Sound-Up Governance

Each week, we will release two illustrated definitions of corporate governance jargon in order of increasing complexity. In this instalment we have the definition of "independence". Check the episode thumbnail for an illustration by Nate Schmold.

Originally published Feb 13, 2023

What is Sound-Up Governance?

The real impact of corporate governance isn't about compliance or structure or policies, it's about the conditions that impact decision-making. Sound-Up Governance features fresh perspectives to help boards and executives to be a bit better tomorrow than they were yesterday.

When a corporation does something really bad or fails to do important basic things to keep itself alive – making money, paying employees, being generally nice to people, etc. – one of the first things that happens is people start looking really closely at the board. “Why didn’t the board do something to keep the corporation from being crappy?” is usually a popular question among stakeholders, journalists, and Twitter users when a corporation becomes, well, crappy. One thing people really like to zoom in on is the “independence” of directors. Independence refers to a lot of different things, but in the most general sense it’s just about conflicts of interest.

Because there’s no such thing as a board without conflicts of interest, most people find it helpful to identify what types of conflicts might be most important. A lot of stock exchanges, for example, are mostly interested in making sure that directors’ interests are more aligned with shareholders than they are with the CEO. Some people call this “independence from management.”

How does independence from management work in real life? CEOs are usually super smart, but even smart people are completely wrong a lot of the time. Also, everyone is self-interested in some ways. For instance, one way that CEOs tend to be self-interested is that they want and like to get paid loooooots of money – the more the better. On the other hand, shareholders are generally interested in not paying the CEO more than they have to. It is helpful for at least some directors to be independent from management so that they feel comfortable speaking up in the boardroom if they think the CEO might not be behaving in the best interests of shareholders and other stakeholders.

So, when a corporation does something really bad, directors who aren’t independent from management get the super stink eye from stakeholders because of suspicion that they might have been helping out the CEO instead of taking care of the corporation. Some ways to make sure a director is independent from management are 1) asking if they get any pay from the corporation other than their normal director compensation, 2) Making sure they don’t owe the CEO a lot of money, 3) Making sure the CEO doesn’t owe them a lot of money, 4) any other stuff about money? 5) Checking if they might be the CEO’s mom, 6) etc.

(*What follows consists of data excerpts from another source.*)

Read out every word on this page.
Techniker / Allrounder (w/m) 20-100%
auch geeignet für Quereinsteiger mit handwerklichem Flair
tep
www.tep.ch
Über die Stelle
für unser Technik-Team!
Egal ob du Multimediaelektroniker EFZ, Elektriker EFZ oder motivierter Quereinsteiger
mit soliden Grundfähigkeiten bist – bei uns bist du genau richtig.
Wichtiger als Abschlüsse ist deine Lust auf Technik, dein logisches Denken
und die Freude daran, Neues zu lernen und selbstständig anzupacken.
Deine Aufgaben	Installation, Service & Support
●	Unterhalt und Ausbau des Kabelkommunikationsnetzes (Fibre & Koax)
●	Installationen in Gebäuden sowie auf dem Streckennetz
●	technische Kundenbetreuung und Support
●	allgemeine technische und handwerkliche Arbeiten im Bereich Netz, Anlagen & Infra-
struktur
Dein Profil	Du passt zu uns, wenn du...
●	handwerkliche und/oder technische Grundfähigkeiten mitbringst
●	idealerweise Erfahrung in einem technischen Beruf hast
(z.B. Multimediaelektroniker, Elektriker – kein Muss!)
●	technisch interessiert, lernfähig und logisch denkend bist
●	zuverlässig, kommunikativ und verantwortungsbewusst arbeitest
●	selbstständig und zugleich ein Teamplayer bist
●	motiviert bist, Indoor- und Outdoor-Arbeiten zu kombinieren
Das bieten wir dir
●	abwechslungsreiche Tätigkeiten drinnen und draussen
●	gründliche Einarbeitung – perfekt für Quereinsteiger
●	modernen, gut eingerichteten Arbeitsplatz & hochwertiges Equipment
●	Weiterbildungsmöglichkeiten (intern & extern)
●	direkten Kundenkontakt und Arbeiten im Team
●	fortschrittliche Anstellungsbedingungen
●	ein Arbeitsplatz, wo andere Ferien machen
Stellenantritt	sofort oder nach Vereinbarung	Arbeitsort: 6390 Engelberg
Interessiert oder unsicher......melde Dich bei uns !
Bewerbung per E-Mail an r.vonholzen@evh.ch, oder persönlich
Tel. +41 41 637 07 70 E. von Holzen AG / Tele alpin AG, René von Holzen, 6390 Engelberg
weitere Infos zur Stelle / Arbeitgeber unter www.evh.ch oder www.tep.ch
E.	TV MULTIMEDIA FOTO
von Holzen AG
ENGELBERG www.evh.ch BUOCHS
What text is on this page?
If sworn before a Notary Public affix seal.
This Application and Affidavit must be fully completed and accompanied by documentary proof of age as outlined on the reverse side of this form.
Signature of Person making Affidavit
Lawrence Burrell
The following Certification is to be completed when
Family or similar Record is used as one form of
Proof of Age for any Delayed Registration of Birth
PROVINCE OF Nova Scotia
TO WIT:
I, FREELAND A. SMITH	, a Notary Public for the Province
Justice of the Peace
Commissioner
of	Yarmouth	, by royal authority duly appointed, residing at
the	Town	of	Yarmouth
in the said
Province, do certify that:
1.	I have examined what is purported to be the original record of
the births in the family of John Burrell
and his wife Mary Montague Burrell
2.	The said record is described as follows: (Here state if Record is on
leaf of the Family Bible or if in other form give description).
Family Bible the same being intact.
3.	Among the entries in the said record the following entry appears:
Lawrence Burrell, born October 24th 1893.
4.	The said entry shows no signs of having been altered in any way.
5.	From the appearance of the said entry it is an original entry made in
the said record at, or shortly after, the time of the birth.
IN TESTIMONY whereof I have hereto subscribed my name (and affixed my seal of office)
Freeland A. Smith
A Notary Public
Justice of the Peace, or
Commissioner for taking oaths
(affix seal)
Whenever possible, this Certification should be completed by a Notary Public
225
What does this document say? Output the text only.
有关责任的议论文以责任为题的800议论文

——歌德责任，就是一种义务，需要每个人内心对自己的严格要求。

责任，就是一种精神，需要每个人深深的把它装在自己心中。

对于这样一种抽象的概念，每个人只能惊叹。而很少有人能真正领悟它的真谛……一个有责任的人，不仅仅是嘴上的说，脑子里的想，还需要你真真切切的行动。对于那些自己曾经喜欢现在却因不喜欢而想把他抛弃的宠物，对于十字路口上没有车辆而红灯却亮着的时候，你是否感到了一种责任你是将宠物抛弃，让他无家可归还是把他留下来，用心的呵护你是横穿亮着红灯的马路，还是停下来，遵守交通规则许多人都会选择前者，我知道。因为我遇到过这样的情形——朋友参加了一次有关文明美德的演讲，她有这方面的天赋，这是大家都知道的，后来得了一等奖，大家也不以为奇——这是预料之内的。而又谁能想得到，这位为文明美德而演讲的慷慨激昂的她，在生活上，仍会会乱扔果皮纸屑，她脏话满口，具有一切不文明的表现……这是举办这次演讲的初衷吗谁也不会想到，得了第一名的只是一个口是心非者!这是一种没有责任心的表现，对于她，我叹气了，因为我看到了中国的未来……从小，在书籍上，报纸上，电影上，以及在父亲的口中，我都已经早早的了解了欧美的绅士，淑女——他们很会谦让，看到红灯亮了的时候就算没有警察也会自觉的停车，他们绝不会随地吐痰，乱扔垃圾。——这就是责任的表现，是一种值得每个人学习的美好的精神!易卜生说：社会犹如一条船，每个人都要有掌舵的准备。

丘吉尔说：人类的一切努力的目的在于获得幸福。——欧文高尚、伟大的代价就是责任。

There are other important types of independence, especially because independence from management doesn’t guarantee that a director will actually BEHAVE independently from management.

Imagine you’re a director for a company that designs fusion reactors (futuristic!) and you don’t know anything about nuclear fusion. The CEO – who is an expert in nuclear fusion – might come into the boardroom and share a bunch of numbers and charts. Then they tell you that valve #234335---0000X1 on the ExtraFuturyFusionTron2x reactor isn’t working properly and make a recommendation about what the corporation should do next. If you’re like most people, you’re probably going to trust the CEO’s judgment because they are smart and they probably want what’s best for the corporation. Plus, what do you know about valve #234335---0000X1? Precisely nothing! In other words, your lack of confidence in your own smartness might keep you from asking good questions and challenging the CEO’s recommendations. So, you’re not independent from management, but it’s just because you don’t have enough knowledge and information. This happens *all* the time. It might have even happened to you today. It’s cool. Don’t worry about it too much. But we can clearly see how normal and innocent circumstances might create independence problems in boardrooms.

Some people like to say that “independent mindedness” is more important than independence from management. In other words, it’s more important for you to be willing to disagree with or question people than it is to make sure you’re not the CEO’s mom.